An action must be commenced within six months following the later of (1) expiration of the express warranty term, or (2) one year following the date of the vehicle's original delivery to a consumer. The statute of limitations does not run for the period beginning on the date when the consumer submits a dispute to an informal dispute settlement procedure and ending on the date of the procedure's decision or the date before which the manufacturer is required by the decision to fulfill its terms, whichever is later.



The Tennessee lemon law provides that a manufacturer must pay the following amounts when it repurchases an owned vehicle under the lemon law:

  1. Full purchase price, meaning the actual cost paid by the consumer; and
  2. All collateral charges, meaning manufacturer-installed or agent-installed items or service charges, credit life and disability insurance charges, sales taxes, title charges, license fees, registration fees, any similar governmental charges and other reasonable expenses incurred for the purchase of the motor vehicle;
  3. Less a reasonable allowance for use.

Refunds must be made to the consumer and lienholder, if any, as their interests appear.

The reasonable allowance for use means that amount directly attributable to use by a consumer prior to the first report of the nonconformity to the manufacturer, agent or dealer, and during any subsequent period when the vehicle is not out of service by reason of repair; plus a reasonable amount for any damage not attributable to normal wear.

A reasonable allowance for use cannot exceed one-half the amount allowed per mile by the Internal Revenue Service (Section 162 of the Internal Revenue Code), for use of a personal vehicle for business purposes, plus an amount to account for any loss to the fair market value of the vehicle resulting from damage beyond normal wear and tear unless the damage resulted from nonconformity to an express warranty.


The Tennessee lemon law states that a manufacturer must pay the following amounts when it repurchases a leased vehicle under the lemon law:

To the lessee

  1. Aggregate deposit and rental payments previously paid to the lessor for the leased vehicle;
  2. Less "service fees".

"Service fees" are the portion of any lease payment attributable to a) an amount for earned interest calculated on the rental payments previously paid to the lessor for the leased vehicle at an annual rate equal to two points above the prime rate in effect on the date the lease was executed; and b) any insurance or other costs expended by the lessor for the benefit of the lessee.

To the lessor

  1. Actual purchase cost of the vehicle;
  2. Freight (if applicable);
  3. Accessories (if applicable);
  4. Any fee paid to another to obtain the lease; and
  5. 5% of the lease price;
  6. Less the aggregate deposit and rental payments previously paid to the lessor for the leased vehicle.


When replacing a vehicle under the Tennessee lemon law, the manufacturer must provide a "comparable motor vehicle", meaning a new motor vehicle of comparable worth to the same make and model with all options and accessories, with appropriate adjustments being allowed for any model year differences. The reasonable allowance for use appears not to apply to a replacement.

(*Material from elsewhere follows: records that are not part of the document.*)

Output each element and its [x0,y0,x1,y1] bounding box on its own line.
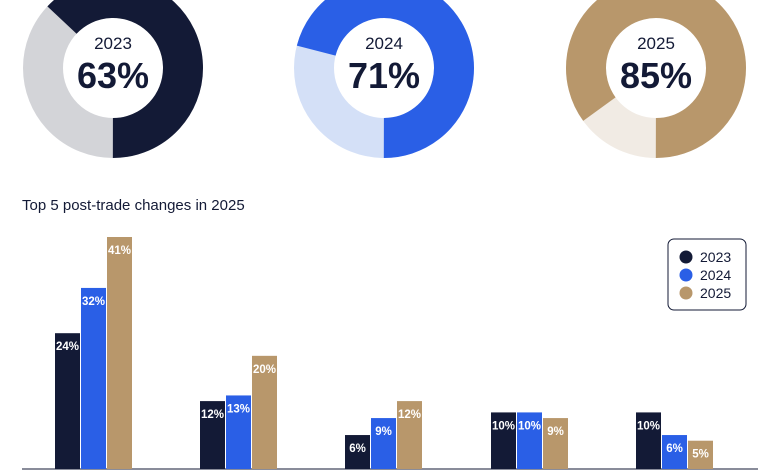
bar-2023 [200,401,225,469]
bar-2025 [688,440,713,469]
donut-percent-label: 63% [77,55,149,96]
donut-year-label: 2023 [94,34,132,53]
donut-2025: 2025 85% [566,0,746,158]
bar-value-label: 12% [398,409,421,421]
bar-2024 [81,287,106,469]
bar-value-label: 13% [227,403,250,415]
bar-value-label: 5% [692,449,709,461]
bar-value-label: 10% [518,420,541,432]
bar-2025 [397,401,422,469]
donut-percent-label: 85% [620,55,692,96]
bar-group-5: 10% 6% 5% [636,412,713,469]
bar-2023 [636,412,661,469]
bar-2025 [107,237,132,469]
bar-2023 [345,435,370,469]
bar-value-label: 9% [547,426,564,438]
bar-value-label: 9% [375,426,392,438]
bar-group-3: 6% 9% 12% [345,401,422,469]
bar-value-label: 32% [82,296,105,308]
bar-value-label: 6% [349,443,366,455]
bar-chart: 24%32%41%12% 13%20%6%9%12%10% 10% 9% 10%6% 5% [22,237,758,470]
bar-2024 [371,418,396,469]
donut-2023: 2023 63% [23,0,203,158]
bar-value-label: 10% [492,420,515,432]
legend-label-2025: 2025 [700,285,731,301]
legend-swatch-2023 [679,250,693,264]
donut-percent-label: 71% [348,55,420,96]
donut-arc [294,0,475,158]
donut-year-label: 2024 [365,34,403,53]
bar-2024 [662,435,687,469]
legend-swatch-2025 [679,286,693,300]
bar-value-label: 41% [108,245,131,257]
bar-value-label: 20% [253,364,276,376]
legend-label-2023: 2023 [700,249,731,265]
donut-charts: 2023 63% 2024 71% 2025 85% [23,0,746,158]
bar-value-label: 6% [666,443,683,455]
bar-2025 [543,418,568,469]
bar-2024 [517,412,542,469]
bar-2023 [491,412,516,469]
donut-year-label: 2025 [637,34,675,53]
chart-title: Top 5 post-trade changes in 2025 [22,197,245,214]
bar-2023 [55,333,80,469]
donut-2024: 2024 71% [294,0,475,158]
bar-2025 [252,355,277,469]
bar-value-label: 24% [56,341,79,353]
bar-value-label: 12% [201,409,224,421]
bar-group-1: 24% 32% 41% [55,237,132,469]
bar-value-label: 10% [637,420,660,432]
chart-legend: 2023 2024 2025 [667,238,747,311]
legend-swatch-2024 [679,268,693,282]
donut-arc [23,0,203,158]
bar-2024 [226,395,251,469]
legend-label-2024: 2024 [700,267,731,283]
bar-group-2: 12% 13% 20% [200,355,277,469]
bar-group-4: 10% 10% 9% [491,412,568,469]
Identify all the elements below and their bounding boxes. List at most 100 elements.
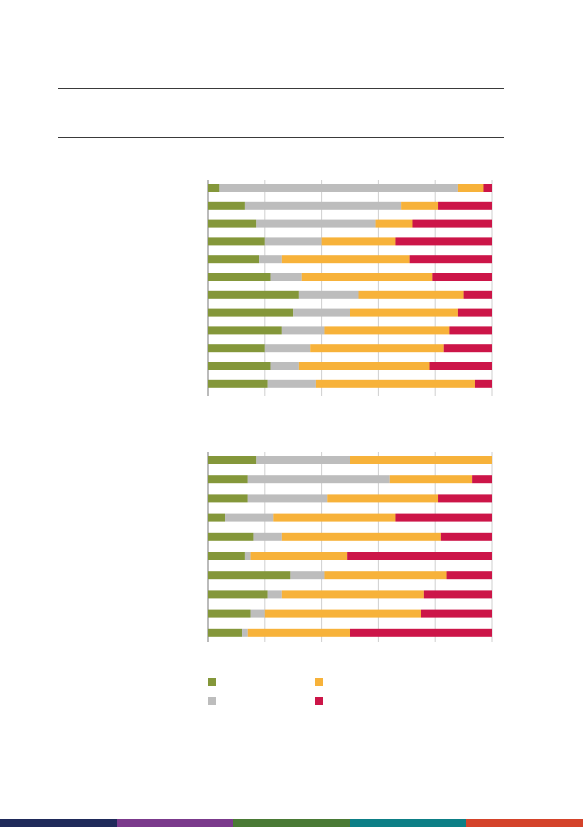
chart1-bar-row2-seg4 (438, 201, 492, 210)
footer-segment-green (233, 819, 350, 827)
header-rule-top (58, 88, 504, 89)
chart2-bar-row3-seg1 (208, 494, 248, 503)
legend-swatch-crimson (315, 697, 323, 705)
chart1-bar-row2-seg3 (401, 201, 439, 210)
chart1-bar-row11-seg3 (298, 362, 430, 370)
chart2-bar-row10-seg2 (242, 628, 248, 637)
chart2-bar-row7-seg2 (290, 571, 325, 580)
chart1-bar-row9-seg2 (281, 326, 325, 335)
chart1-bar-row5-seg3 (281, 255, 410, 264)
chart1-bar-row11-seg4 (429, 362, 492, 370)
chart2-bar-row6-seg1 (208, 552, 245, 560)
chart2-bar-row8-seg1 (208, 590, 268, 599)
chart1-bar-row6-seg1 (208, 273, 271, 281)
chart1-bar-row1-seg3 (457, 184, 484, 192)
stacked-bar-chart-2 (207, 452, 493, 642)
chart1-bar-row2-seg2 (244, 201, 402, 210)
chart2-bar-row7-seg4 (446, 571, 492, 580)
chart2-bar-row4-seg3 (273, 513, 396, 522)
chart2-bar-row5-seg1 (208, 532, 254, 541)
chart1-bar-row12-seg1 (208, 379, 268, 388)
legend-item-green (208, 678, 222, 686)
chart2-bar-row6-seg3 (250, 552, 348, 560)
chart1-bar-row9-seg1 (208, 326, 282, 335)
legend-swatch-green (208, 678, 216, 686)
chart1-bar-row3-seg1 (208, 219, 257, 228)
chart2-bar-row2-seg1 (208, 475, 248, 484)
chart1-bar-row4-seg1 (208, 237, 265, 246)
chart1-bar-row7-seg2 (298, 290, 359, 299)
footer-segment-navy (0, 819, 117, 827)
chart1-bar-row1-seg1 (208, 184, 220, 192)
chart1-bar-row7-seg1 (208, 290, 299, 299)
chart1-bar-row10-seg1 (208, 344, 265, 353)
legend-item-orange (315, 678, 329, 686)
chart2-bar-row10-seg3 (247, 628, 350, 637)
chart2-bar-row2-seg2 (247, 475, 390, 484)
chart1-bar-row4-seg4 (395, 237, 492, 246)
chart2-bar-row6-seg2 (244, 552, 251, 560)
chart2-bar-row9-seg2 (250, 609, 265, 618)
chart1-bar-row1-seg4 (483, 184, 492, 192)
chart1-bar-row3-seg2 (256, 219, 376, 228)
chart2-bar-row4-seg4 (395, 513, 492, 522)
chart1-bar-row12-seg2 (267, 379, 316, 388)
chart1-bar-row8-seg2 (293, 308, 350, 317)
chart2-bar-row5-seg3 (281, 532, 441, 541)
chart2-bar-row3-seg4 (438, 494, 492, 503)
chart2-bar-row9-seg4 (421, 609, 492, 618)
chart2-bar-row3-seg3 (327, 494, 439, 503)
chart1-bar-row8-seg1 (208, 308, 294, 317)
chart1-bar-row5-seg4 (409, 255, 492, 264)
chart2-bar-row2-seg3 (389, 475, 473, 484)
chart2-bar-row8-seg2 (267, 590, 282, 599)
chart2-bar-row1-seg3 (350, 456, 492, 464)
legend-item-grey (208, 697, 222, 705)
chart1-bar-row8-seg4 (457, 308, 492, 317)
legend-swatch-grey (208, 697, 216, 705)
chart1-bar-row1-seg2 (219, 184, 458, 192)
chart1-bar-row7-seg3 (358, 290, 464, 299)
chart1-bar-row3-seg3 (375, 219, 413, 228)
chart1-bar-row10-seg2 (264, 344, 311, 353)
chart2-bar-row9-seg3 (264, 609, 421, 618)
chart2-bar-row10-seg1 (208, 628, 243, 637)
chart2-bar-row10-seg4 (350, 628, 492, 637)
chart1-bar-row12-seg4 (474, 379, 492, 388)
chart1-bar-row5-seg2 (259, 255, 282, 264)
legend-swatch-orange (315, 678, 323, 686)
chart1-bar-row10-seg3 (310, 344, 444, 353)
chart1-bar-row4-seg2 (264, 237, 322, 246)
chart2-bar-row3-seg2 (247, 494, 328, 503)
chart1-bar-row11-seg2 (270, 362, 299, 370)
legend (208, 678, 448, 708)
chart2-bar-row8-seg3 (281, 590, 424, 599)
chart1-bar-row3-seg4 (412, 219, 492, 228)
chart2-bar-row1-seg2 (256, 456, 350, 464)
legend-item-crimson (315, 697, 329, 705)
chart2-bar-row5-seg2 (253, 532, 282, 541)
footer-segment-red (466, 819, 583, 827)
chart2-bar-row7-seg3 (324, 571, 447, 580)
header-rule-bottom (58, 137, 504, 138)
chart2-bar-row9-seg1 (208, 609, 251, 618)
chart1-bar-row8-seg3 (350, 308, 458, 317)
footer-segment-teal (349, 819, 467, 827)
chart1-bar-row9-seg4 (449, 326, 492, 335)
chart1-bar-row5-seg1 (208, 255, 260, 264)
chart1-bar-row2-seg1 (208, 201, 245, 210)
chart1-bar-row6-seg3 (301, 273, 433, 281)
chart2-bar-row5-seg4 (440, 532, 492, 541)
chart1-bar-row4-seg3 (321, 237, 396, 246)
footer-color-band (0, 819, 583, 827)
chart2-bar-row7-seg1 (208, 571, 291, 580)
stacked-bar-chart-1 (207, 180, 493, 396)
chart1-bar-row6-seg2 (270, 273, 302, 281)
chart1-bar-row12-seg3 (315, 379, 475, 388)
chart2-bar-row1-seg1 (208, 456, 257, 464)
chart1-bar-row11-seg1 (208, 362, 271, 370)
chart2-bar-row2-seg4 (472, 475, 492, 484)
chart1-bar-row9-seg3 (324, 326, 450, 335)
chart2-bar-row8-seg4 (423, 590, 492, 599)
chart2-bar-row4-seg1 (208, 513, 226, 522)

The provisions relating to replacement do not affect the interests of a lienholder. Unless the lienholder consents to the replacement of the lien with a corresponding lien on the replacement vehicle, the lienholder must be paid in full the amount due on the lien, including interest and other charges, before an exchange of motor vehicles or a refund to the consumer is made.

If the nonconforming motor vehicle was financed by the manufacturer or its subsidiary or agent, the manufacturer, subsidiary or agent must not require the consumer to enter into any refinancing agreement that would create any financial obligations beyond those imposed by the original financing agreement.